The other awards
2006 was full of events and trends that don't necessarily fit into our best hardware categories, but that doesn't mean they got off without recognition. We've cooked up a special batch of awards to reward some notable moves and to chastise a few things we'd rather forget.

Worst trend
Renaming for marketing
We may have named the nForce 570 SLI the best chipset of the year, but that doesn't get Nvidia off the hook for being a little too creative with product renaming. You see, although the nForce 570 SLI was available as single-chip core logic, it also picked up a few aliases as Nvidia pressed it into service in other chipsets. In the end, that single chip ended being known not only as the nForce 570 SLI MCP, but also the 590 SLI MCP, and the 680i SLI MCP.

And it gets worse.

You'd think that the nForce 570 SLI for Socket AM2 would be similar to the nForce 570 SLI for Intel CPUs, but you'd be wrong. The 570 SLI for Intel actually didn't contain an nForce 570 SLI MCP. Instead, it was merely a rebadged version of the an older nForce4 chipset. Confused yet?

Nvidia defended its creative renaming by suggesting that it was merely changing names to help differentiate its products. An nForce4 chipset became the nForce 570 SLI for Intel, Nvidia says, merely to denote support for Core 2 processors. But why not call it the nForce4.1? Or the nForce4 Core? Or anything that doesn't suggest an nonexistent upgrade to an nForce 500 series chipset.

Regardless of whether Nvidia's intent was malicious, renaming products to suit marketing agendas doesn't sit well with us. The market is confusing enough as it is for uninitiated consumers, so be straight with them. Call a product what it is, not what you think you can get away with.

Best move we thought we'd hate
Rebadged Nvidia reference mobos
We've bemoaned the lack of variety in the graphics card market on more than one occasion, and 2006 was a banner year for rebadged reference designs. These days, graphics board manufacturers do little more than resticker the heatsink on high-end graphics cards, and that has resulted in a rather dull market.
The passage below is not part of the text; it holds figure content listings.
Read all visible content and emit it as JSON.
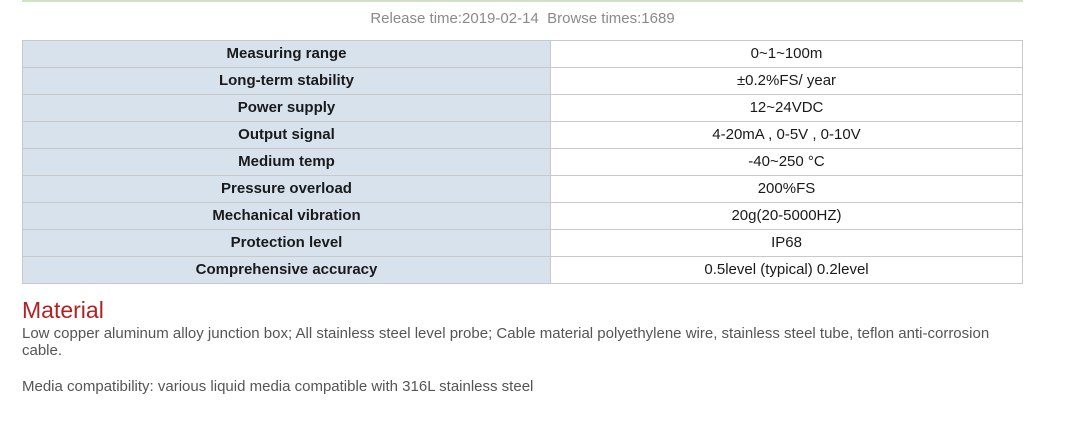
{
  "meta": {
    "release": "Release time:2019-02-14",
    "browse": "Browse times:1689"
  },
  "specs": [
    {
      "label": "Measuring range",
      "value": "0~1~100m"
    },
    {
      "label": "Long-term stability",
      "value": "±0.2%FS/ year"
    },
    {
      "label": "Power supply",
      "value": "12~24VDC"
    },
    {
      "label": "Output signal",
      "value": "4-20mA , 0-5V , 0-10V"
    },
    {
      "label": "Medium temp",
      "value": "-40~250 °C"
    },
    {
      "label": "Pressure overload",
      "value": "200%FS"
    },
    {
      "label": "Mechanical vibration",
      "value": "20g(20-5000HZ)"
    },
    {
      "label": "Protection level",
      "value": "IP68"
    },
    {
      "label": "Comprehensive accuracy",
      "value": "0.5level (typical) 0.2level"
    }
  ],
  "material": {
    "title": "Material",
    "description": "Low copper aluminum alloy junction box; All stainless steel level probe; Cable material polyethylene wire, stainless steel tube, teflon anti-corrosion cable.",
    "compatibility": "Media compatibility: various liquid media compatible with 316L stainless steel"
  }
}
With restickered reference designs diminishing the number of unique graphics card offerings, we shuddered to learn that Nvidia would be offering complete nForce 680i SLI reference motherboards for resale by its partners. But it really didn't turn out as badly as we might have expected. The availability of a ready-for-retail nForce 680i board design hasn't stopped Abit, Asus, and others from coming up with their own designs for the 680i SLI. What it has done, however, is allowed smaller players like BFG Tech, EVGA, and even ECS make a play for enthusiast motherboard dollars.


The nForce 680i SLI reference board: Built by Nvidia, rebranded by others

The real kicker here is that Nvidia actually built quite a good motherboard with its nForce 680i SLI reference design. Apart from Serial ATA signaling problems that appear to have been fixed with a BIOS update, the board offers an excellent layout, competitive performance, a feature-rich BIOS, and loads of overclocking headroom. In fact, the reference design is probably much better than what less experienced mobo makers like BFG and eVGA would have been able to come up with on their own; it's certainly an improvement over ECS's attempts to produce a good enthusiast board, and they've been building motherboards since the dawn of time.

Of course, just because we like the nForce 680i reference design doesn't mean we want to see every motherboard maker selling the board with little more than a new sticker. Bigger players like Asus, Abit, DFI, Gigabyte, and MSI should be able to do better, and with the likes of BFG and eVGA nipping at their heels with a capable reference design, we hope it forces them to raise the stakes even higher.

It's about time
Perpendicular recording
Enthusiasts have been waiting for perpendicular recording technology to make its way into desktop hard drives for years, and we've had Hitachi's "Get Perpendicular" song stuck in our heads for pretty much the whole time. Fortunately, 2006 brought us our first taste of perpendicular recording with Seagate's Barracuda 7200.10 series. The 7200.10s were the first 3.5" desktop drives to make use of perpendicular recording tech, and they did so in style, offering a flagship model with a whopping 750GB of storage capacity—50% more than the next largest drive on the market.


Perpendicular recording facilitating Seagate's 750GB monster

The Barracuda 7200.10 750GB was released in May, and some eight months later, we're still waiting for a higher capacity hard drive to hit the market. The fact that Seagate was able to hold a 50% storage capacity lead over the competition for the better part of the year is an impressive feat in and of itself, but what's more striking is that the 750GB flagship didn't carry an obscene price premium. The 'cuda was the most expensive SATA hard drive on the market, of course, but its cost per gigabyte was comparable to that of 500GB drives.

Seagate was the only manufacturer to bring perpendicular recording to the desktop in 2006, but it joined Fujitsu and Hitachi in offering mobile drives with perpendicular tech. 2007 looks to be the year that perpendicular recording will really take hold, though. Hitachi has already announced plans to release a five-platter terabyte drive that uses perpendicular platters in the first quarter, and Seagate is promising a four-platter terabyte disk in the first half of the year.